The principles of user interface design are intended to improve the quality of user interface design.

== Principles ==
According to Lucy Lockwood's approach of usage-centered design, these principles are:

- The structure principle: Design should organize the user interface purposefully, in meaningful and useful ways based on clear, consistent models that are apparent and recognizable to users, putting related things together and separating unrelated things, differentiating dissimilar things and making similar things resemble one another. The structure principle is concerned with overall user interface architecture.
- The simplicity principle: The design should make simple, common tasks easy, communicating clearly and simply in the user's own language, and providing good shortcuts that are meaningfully related to longer procedures.
- The visibility principle: The design should make all needed options and materials for a given task visible without distracting the user with extraneous or redundant information.
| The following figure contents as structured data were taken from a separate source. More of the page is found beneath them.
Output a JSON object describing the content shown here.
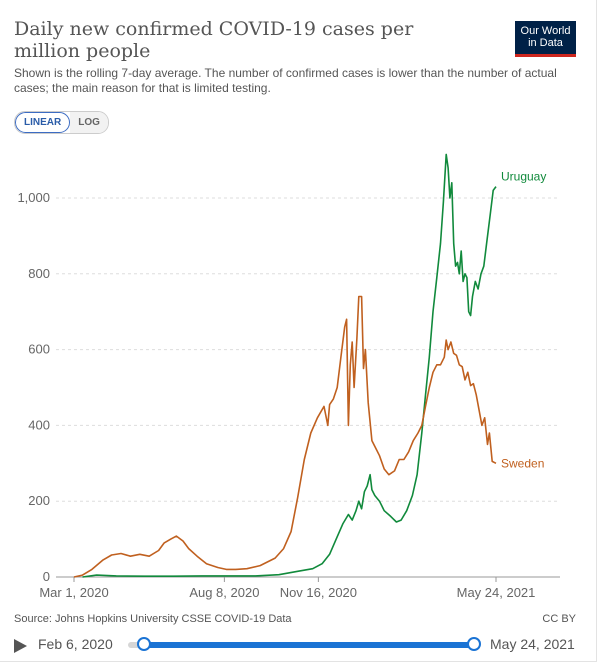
{
  "header": {
    "title": "Daily new confirmed COVID-19 cases per million people",
    "subtitle": "Shown is the rolling 7-day average. The number of confirmed cases is lower than the number of actual cases; the main reason for that is limited testing.",
    "logo_line1": "Our World",
    "logo_line2": "in Data"
  },
  "scale_toggle": {
    "linear_label": "LINEAR",
    "log_label": "LOG",
    "selected": "LINEAR"
  },
  "chart_data": {
    "type": "line",
    "x_range": [
      "2020-03-01",
      "2021-05-24"
    ],
    "x_ticks": [
      "Mar 1, 2020",
      "Aug 8, 2020",
      "Nov 16, 2020",
      "May 24, 2021"
    ],
    "y_range": [
      0,
      1100
    ],
    "y_ticks": [
      "0",
      "200",
      "400",
      "600",
      "800",
      "1,000"
    ],
    "y_tick_values": [
      0,
      200,
      400,
      600,
      800,
      1000
    ],
    "grid": true,
    "legend": "end-of-line labels",
    "series": [
      {
        "name": "Uruguay",
        "color": "#118a3c",
        "points": [
          [
            "2020-03-10",
            0
          ],
          [
            "2020-03-25",
            5
          ],
          [
            "2020-04-15",
            3
          ],
          [
            "2020-05-15",
            2
          ],
          [
            "2020-06-15",
            2
          ],
          [
            "2020-07-15",
            3
          ],
          [
            "2020-08-15",
            3
          ],
          [
            "2020-09-10",
            3
          ],
          [
            "2020-10-05",
            6
          ],
          [
            "2020-10-25",
            15
          ],
          [
            "2020-11-10",
            22
          ],
          [
            "2020-11-20",
            35
          ],
          [
            "2020-11-28",
            60
          ],
          [
            "2020-12-05",
            100
          ],
          [
            "2020-12-12",
            140
          ],
          [
            "2020-12-18",
            165
          ],
          [
            "2020-12-22",
            150
          ],
          [
            "2020-12-26",
            175
          ],
          [
            "2020-12-29",
            200
          ],
          [
            "2021-01-01",
            180
          ],
          [
            "2021-01-04",
            225
          ],
          [
            "2021-01-07",
            240
          ],
          [
            "2021-01-10",
            270
          ],
          [
            "2021-01-12",
            230
          ],
          [
            "2021-01-15",
            215
          ],
          [
            "2021-01-20",
            200
          ],
          [
            "2021-01-25",
            175
          ],
          [
            "2021-02-01",
            160
          ],
          [
            "2021-02-07",
            145
          ],
          [
            "2021-02-12",
            150
          ],
          [
            "2021-02-18",
            175
          ],
          [
            "2021-02-24",
            215
          ],
          [
            "2021-03-01",
            270
          ],
          [
            "2021-03-06",
            380
          ],
          [
            "2021-03-10",
            480
          ],
          [
            "2021-03-14",
            580
          ],
          [
            "2021-03-18",
            700
          ],
          [
            "2021-03-22",
            790
          ],
          [
            "2021-03-26",
            880
          ],
          [
            "2021-03-29",
            990
          ],
          [
            "2021-04-01",
            1115
          ],
          [
            "2021-04-03",
            1080
          ],
          [
            "2021-04-05",
            1000
          ],
          [
            "2021-04-07",
            1040
          ],
          [
            "2021-04-09",
            880
          ],
          [
            "2021-04-11",
            820
          ],
          [
            "2021-04-13",
            830
          ],
          [
            "2021-04-15",
            800
          ],
          [
            "2021-04-17",
            860
          ],
          [
            "2021-04-19",
            780
          ],
          [
            "2021-04-21",
            800
          ],
          [
            "2021-04-23",
            790
          ],
          [
            "2021-04-25",
            700
          ],
          [
            "2021-04-27",
            690
          ],
          [
            "2021-04-29",
            740
          ],
          [
            "2021-05-02",
            780
          ],
          [
            "2021-05-05",
            760
          ],
          [
            "2021-05-08",
            800
          ],
          [
            "2021-05-11",
            820
          ],
          [
            "2021-05-14",
            880
          ],
          [
            "2021-05-18",
            960
          ],
          [
            "2021-05-21",
            1020
          ],
          [
            "2021-05-24",
            1030
          ]
        ]
      },
      {
        "name": "Sweden",
        "color": "#c0601f",
        "points": [
          [
            "2020-03-01",
            0
          ],
          [
            "2020-03-10",
            5
          ],
          [
            "2020-03-20",
            20
          ],
          [
            "2020-04-01",
            45
          ],
          [
            "2020-04-10",
            58
          ],
          [
            "2020-04-20",
            62
          ],
          [
            "2020-04-30",
            55
          ],
          [
            "2020-05-10",
            60
          ],
          [
            "2020-05-20",
            55
          ],
          [
            "2020-05-30",
            70
          ],
          [
            "2020-06-05",
            90
          ],
          [
            "2020-06-12",
            100
          ],
          [
            "2020-06-18",
            108
          ],
          [
            "2020-06-25",
            95
          ],
          [
            "2020-07-01",
            75
          ],
          [
            "2020-07-10",
            55
          ],
          [
            "2020-07-20",
            35
          ],
          [
            "2020-08-01",
            25
          ],
          [
            "2020-08-10",
            20
          ],
          [
            "2020-08-20",
            20
          ],
          [
            "2020-09-01",
            22
          ],
          [
            "2020-09-15",
            30
          ],
          [
            "2020-10-01",
            50
          ],
          [
            "2020-10-10",
            75
          ],
          [
            "2020-10-18",
            120
          ],
          [
            "2020-10-25",
            210
          ],
          [
            "2020-11-01",
            310
          ],
          [
            "2020-11-08",
            380
          ],
          [
            "2020-11-15",
            420
          ],
          [
            "2020-11-22",
            450
          ],
          [
            "2020-11-26",
            400
          ],
          [
            "2020-11-28",
            455
          ],
          [
            "2020-12-02",
            470
          ],
          [
            "2020-12-06",
            500
          ],
          [
            "2020-12-10",
            580
          ],
          [
            "2020-12-14",
            660
          ],
          [
            "2020-12-16",
            680
          ],
          [
            "2020-12-18",
            400
          ],
          [
            "2020-12-20",
            560
          ],
          [
            "2020-12-22",
            620
          ],
          [
            "2020-12-24",
            500
          ],
          [
            "2020-12-27",
            630
          ],
          [
            "2020-12-29",
            740
          ],
          [
            "2021-01-01",
            740
          ],
          [
            "2021-01-03",
            550
          ],
          [
            "2021-01-05",
            600
          ],
          [
            "2021-01-08",
            460
          ],
          [
            "2021-01-12",
            360
          ],
          [
            "2021-01-16",
            340
          ],
          [
            "2021-01-20",
            320
          ],
          [
            "2021-01-25",
            285
          ],
          [
            "2021-01-30",
            270
          ],
          [
            "2021-02-05",
            280
          ],
          [
            "2021-02-10",
            310
          ],
          [
            "2021-02-15",
            310
          ],
          [
            "2021-02-20",
            330
          ],
          [
            "2021-02-25",
            360
          ],
          [
            "2021-03-02",
            380
          ],
          [
            "2021-03-06",
            400
          ],
          [
            "2021-03-10",
            450
          ],
          [
            "2021-03-14",
            500
          ],
          [
            "2021-03-18",
            540
          ],
          [
            "2021-03-22",
            560
          ],
          [
            "2021-03-26",
            560
          ],
          [
            "2021-03-30",
            580
          ],
          [
            "2021-04-01",
            625
          ],
          [
            "2021-04-03",
            600
          ],
          [
            "2021-04-06",
            620
          ],
          [
            "2021-04-09",
            590
          ],
          [
            "2021-04-12",
            585
          ],
          [
            "2021-04-15",
            560
          ],
          [
            "2021-04-18",
            555
          ],
          [
            "2021-04-21",
            520
          ],
          [
            "2021-04-24",
            540
          ],
          [
            "2021-04-27",
            505
          ],
          [
            "2021-04-30",
            510
          ],
          [
            "2021-05-03",
            480
          ],
          [
            "2021-05-06",
            440
          ],
          [
            "2021-05-09",
            400
          ],
          [
            "2021-05-12",
            420
          ],
          [
            "2021-05-15",
            350
          ],
          [
            "2021-05-17",
            380
          ],
          [
            "2021-05-20",
            305
          ],
          [
            "2021-05-24",
            300
          ]
        ]
      }
    ]
  },
  "footer": {
    "source": "Source: Johns Hopkins University CSSE COVID-19 Data",
    "license": "CC BY"
  },
  "timeline": {
    "start_label": "Feb 6, 2020",
    "end_label": "May 24, 2021"
  }
}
Good designs don't overwhelm users with alternatives or confuse with unneeded information.
- The feedback principle: The design should keep users informed of actions or interpretations, changes of state or condition, and errors or exceptions that are relevant and of interest to the user through clear, concise, and unambiguous language familiar to users.
- The tolerance principle: The design should be flexible and tolerant, reducing the cost of mistakes and misuse by allowing undoing and redoing, while also preventing errors wherever possible by tolerating varied inputs and sequences and by interpreting all reasonable actions reasonable.
- The reuse principle: The design should reuse internal and external components and behaviors, maintaining consistency with purpose rather than merely arbitrary consistency, thus reducing the need for users to rethink and remember.

== Laws ==
According to Jef Raskin there are two laws of user interface design:

- First Law: A computer shall not harm your work or, through inactivity, allow your work to come to harm.
- Second Law: A computer shall not waste your time or require you to do more work than is strictly necessary.

Additionally he mentions that "users should set the pace of an interaction", meaning that a user should not be kept waiting unnecessarily and that an interface should be monotonous with no surprises "the principle of monotony".